The lateral resolution of the single fiber probe can also be calculated theoretically, using the lateral profile of the Gaussian beam. For the single mode fiber used in this study (Thorlabs, SM980-5.8-125) with mode field diameter \(5.8\,\upmu {\text{m}}\), the waist size of the output beam varies as depth: \( w(z)=w_0 \sqrt{1+\frac{z}{{\pi {w_0}^2}/{\lambda }}}\), where \(w_0=2.9\,\upmu {\text{m}}\). Considering the beam profile output from the fiber probe and the fiber’s photon collection aperture, we can estimate the full width half maximum lateral resolution to be \(\delta w=107\,\upmu {\text{m}}\) (\(\delta w=2w(z){ln(2)/2)}^{1/2}\)). However, experimental characterization suggested a much higher lateral resolution (Fig. 3c). Moreover, our skin tissue imaging results show lateral resolution better than  \(100\,\upmu {\text{m}}\) because of its capability to reveal the spiral morphology of a sweat duct (Fig. 5a)28. This deviation may derive from the fact the OCT detects ballistic photons and majority of detected signal comes from specular reflection. As a result, the light beam reflected from the sample is geometrically offset from the fiber core in addition the beam diffraction. This further reduces the lateral spreading of OCT signal and results in a higher lateral resolution compared to the beam width. The use of a high NA fiber or GRIN lens may lead to an improved lateral resolution, compared to a single fiber probe. Another factor that limits the quality of OCT image obtained from a single fiber probe is the reference power level. The amount of light reflected from the fiber tip cannot be precisely controlled and may affect the OCT system performance. Nevertheless, our experimental measurement of signal to noise ratio (SNR) showed an SNR larger than 60dB at small imaging depth and approximately 40dB SNR at a 2mm imaging depth, suggesting it was feasible to obtain high quality signals using the single fiber probe. The use of High NA fiber or GRIN lens may address the limitations of a single fiber probe. We previously investigated fiber optic probe with different designs to optimize the beam profile and the reference power31,32,33. Despite its limitations, a flat tip single fiber probe is more robust compared to those novel probes and was adopted in our in vivo experiments. In the future, we will investigate the application of these probes in skin imaging.
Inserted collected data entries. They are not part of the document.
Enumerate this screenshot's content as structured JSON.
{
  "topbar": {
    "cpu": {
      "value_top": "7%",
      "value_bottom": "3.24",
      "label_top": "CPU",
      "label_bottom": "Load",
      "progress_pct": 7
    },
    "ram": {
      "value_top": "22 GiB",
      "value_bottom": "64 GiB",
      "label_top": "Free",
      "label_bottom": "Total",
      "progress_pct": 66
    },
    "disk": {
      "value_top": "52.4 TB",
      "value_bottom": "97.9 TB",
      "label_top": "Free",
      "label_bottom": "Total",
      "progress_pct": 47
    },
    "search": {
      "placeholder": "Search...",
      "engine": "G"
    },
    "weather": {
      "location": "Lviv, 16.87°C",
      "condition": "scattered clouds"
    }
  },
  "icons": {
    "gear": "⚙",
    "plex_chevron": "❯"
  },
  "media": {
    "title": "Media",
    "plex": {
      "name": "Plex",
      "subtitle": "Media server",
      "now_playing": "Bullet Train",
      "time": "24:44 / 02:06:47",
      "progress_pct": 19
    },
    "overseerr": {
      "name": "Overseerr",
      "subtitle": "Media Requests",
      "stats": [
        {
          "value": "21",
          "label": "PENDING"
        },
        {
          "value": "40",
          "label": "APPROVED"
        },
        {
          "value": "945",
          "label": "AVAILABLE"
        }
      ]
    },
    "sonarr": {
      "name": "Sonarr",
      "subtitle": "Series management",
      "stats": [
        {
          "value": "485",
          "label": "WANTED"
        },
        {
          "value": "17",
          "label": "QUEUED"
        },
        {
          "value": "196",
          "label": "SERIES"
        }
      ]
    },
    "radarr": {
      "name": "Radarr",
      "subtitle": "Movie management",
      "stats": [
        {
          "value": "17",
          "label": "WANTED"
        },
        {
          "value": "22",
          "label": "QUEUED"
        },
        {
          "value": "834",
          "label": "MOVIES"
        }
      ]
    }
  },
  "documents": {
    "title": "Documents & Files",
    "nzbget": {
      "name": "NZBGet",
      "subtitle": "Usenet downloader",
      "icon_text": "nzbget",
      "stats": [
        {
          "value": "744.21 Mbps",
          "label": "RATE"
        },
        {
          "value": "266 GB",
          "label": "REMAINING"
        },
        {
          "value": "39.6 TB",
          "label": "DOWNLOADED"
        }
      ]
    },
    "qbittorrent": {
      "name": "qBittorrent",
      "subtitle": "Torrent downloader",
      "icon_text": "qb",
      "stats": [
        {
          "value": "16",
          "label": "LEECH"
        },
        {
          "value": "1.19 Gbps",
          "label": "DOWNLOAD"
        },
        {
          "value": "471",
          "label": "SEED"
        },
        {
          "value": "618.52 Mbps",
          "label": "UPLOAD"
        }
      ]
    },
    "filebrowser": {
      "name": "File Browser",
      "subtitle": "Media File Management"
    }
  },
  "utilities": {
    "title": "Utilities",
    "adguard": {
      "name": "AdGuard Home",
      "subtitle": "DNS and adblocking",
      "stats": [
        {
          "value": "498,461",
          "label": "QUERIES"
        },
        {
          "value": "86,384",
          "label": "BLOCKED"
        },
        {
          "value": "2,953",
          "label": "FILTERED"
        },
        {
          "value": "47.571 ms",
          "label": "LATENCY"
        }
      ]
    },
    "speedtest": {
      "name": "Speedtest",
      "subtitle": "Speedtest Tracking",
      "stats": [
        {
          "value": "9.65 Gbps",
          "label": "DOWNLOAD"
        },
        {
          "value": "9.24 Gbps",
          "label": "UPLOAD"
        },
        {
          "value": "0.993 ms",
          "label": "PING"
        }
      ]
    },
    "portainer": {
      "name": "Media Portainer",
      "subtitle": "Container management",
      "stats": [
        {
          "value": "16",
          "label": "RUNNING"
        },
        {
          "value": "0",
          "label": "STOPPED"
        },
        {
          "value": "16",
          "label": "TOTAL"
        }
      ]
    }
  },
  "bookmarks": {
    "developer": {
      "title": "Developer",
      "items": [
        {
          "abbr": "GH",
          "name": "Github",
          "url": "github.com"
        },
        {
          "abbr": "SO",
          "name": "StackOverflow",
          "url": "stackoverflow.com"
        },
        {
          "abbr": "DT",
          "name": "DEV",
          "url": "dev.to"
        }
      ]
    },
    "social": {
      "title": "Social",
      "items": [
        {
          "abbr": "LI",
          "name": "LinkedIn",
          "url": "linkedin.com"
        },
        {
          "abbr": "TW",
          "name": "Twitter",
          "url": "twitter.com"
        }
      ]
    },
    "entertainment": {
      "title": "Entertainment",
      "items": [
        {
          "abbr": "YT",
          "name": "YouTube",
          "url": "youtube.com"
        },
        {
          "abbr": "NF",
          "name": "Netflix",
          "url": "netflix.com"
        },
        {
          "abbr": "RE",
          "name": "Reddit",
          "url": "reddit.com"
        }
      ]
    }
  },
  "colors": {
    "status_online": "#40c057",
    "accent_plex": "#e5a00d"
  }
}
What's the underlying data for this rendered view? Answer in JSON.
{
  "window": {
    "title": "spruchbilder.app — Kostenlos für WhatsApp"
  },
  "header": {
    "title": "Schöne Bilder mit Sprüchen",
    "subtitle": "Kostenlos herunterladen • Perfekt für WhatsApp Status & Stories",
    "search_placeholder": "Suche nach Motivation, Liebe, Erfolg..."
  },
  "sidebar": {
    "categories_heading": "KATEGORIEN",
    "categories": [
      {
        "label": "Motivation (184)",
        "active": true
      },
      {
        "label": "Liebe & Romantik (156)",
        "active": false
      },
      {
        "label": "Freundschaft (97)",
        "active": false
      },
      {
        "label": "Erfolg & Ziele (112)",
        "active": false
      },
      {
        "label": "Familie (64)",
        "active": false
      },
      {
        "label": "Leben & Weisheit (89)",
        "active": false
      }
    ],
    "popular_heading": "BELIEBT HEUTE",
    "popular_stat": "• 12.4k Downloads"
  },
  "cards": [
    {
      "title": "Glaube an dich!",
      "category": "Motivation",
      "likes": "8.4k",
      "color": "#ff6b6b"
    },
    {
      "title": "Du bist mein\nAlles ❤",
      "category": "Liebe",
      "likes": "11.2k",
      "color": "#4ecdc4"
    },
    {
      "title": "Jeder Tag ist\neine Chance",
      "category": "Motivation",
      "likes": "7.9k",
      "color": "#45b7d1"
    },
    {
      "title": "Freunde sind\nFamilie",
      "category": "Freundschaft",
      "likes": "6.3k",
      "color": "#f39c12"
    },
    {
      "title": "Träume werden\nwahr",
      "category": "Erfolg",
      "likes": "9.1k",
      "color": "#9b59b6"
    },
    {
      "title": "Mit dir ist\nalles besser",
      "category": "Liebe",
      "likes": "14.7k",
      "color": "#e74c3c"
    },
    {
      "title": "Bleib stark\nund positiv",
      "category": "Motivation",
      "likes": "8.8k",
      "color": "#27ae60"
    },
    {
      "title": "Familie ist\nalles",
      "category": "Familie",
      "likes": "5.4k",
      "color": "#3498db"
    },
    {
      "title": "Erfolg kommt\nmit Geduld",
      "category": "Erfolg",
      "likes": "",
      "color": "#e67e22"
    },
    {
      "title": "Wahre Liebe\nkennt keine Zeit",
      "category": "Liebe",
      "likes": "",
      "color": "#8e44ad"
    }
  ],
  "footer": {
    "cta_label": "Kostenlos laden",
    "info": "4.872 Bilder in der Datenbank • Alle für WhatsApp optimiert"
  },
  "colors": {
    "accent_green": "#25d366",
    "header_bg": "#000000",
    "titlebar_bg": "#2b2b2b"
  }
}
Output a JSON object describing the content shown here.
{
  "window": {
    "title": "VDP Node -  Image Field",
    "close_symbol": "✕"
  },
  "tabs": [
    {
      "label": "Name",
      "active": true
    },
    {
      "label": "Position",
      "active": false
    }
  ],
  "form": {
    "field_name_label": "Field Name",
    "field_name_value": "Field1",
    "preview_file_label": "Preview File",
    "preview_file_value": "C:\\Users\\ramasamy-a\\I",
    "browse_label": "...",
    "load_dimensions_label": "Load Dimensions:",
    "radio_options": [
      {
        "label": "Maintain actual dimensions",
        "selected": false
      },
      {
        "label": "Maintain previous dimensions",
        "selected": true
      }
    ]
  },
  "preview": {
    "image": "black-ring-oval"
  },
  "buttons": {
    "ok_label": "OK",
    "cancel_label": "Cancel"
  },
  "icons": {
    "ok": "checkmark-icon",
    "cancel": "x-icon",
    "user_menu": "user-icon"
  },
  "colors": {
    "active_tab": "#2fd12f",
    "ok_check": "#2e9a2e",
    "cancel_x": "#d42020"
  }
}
Traditional interpretation of OCT scans requires additional expertise from the human reader. In this study, we demonstrated the ability to quantitatively represent tumor vs. normal skin features, using OCT signals derived from the DEJ as an example (8) OCT images obtained by the single fiber imager not only show features in the epidermis, but also show features in the dermis. This will open vast opportunity for tumor identification. We recently demonstrated the potential of artificial intelligence to assist in determining presence or absence of a tumor, making this device accessible by all Mohs surgeons regardless of OCT experience34. In the future, we will develop a tool that labels tumor boundary at patient’s skin with visible marker, by integrating the OCT imager described in this manuscript, our AI algorithms and a motor actuated tissue marking mechanism. With precisely labeled tumor boundary, the surgeon is likely to achieve a negative margin after one excision stage and statistically reduce the number of stages required in Mohs surgery.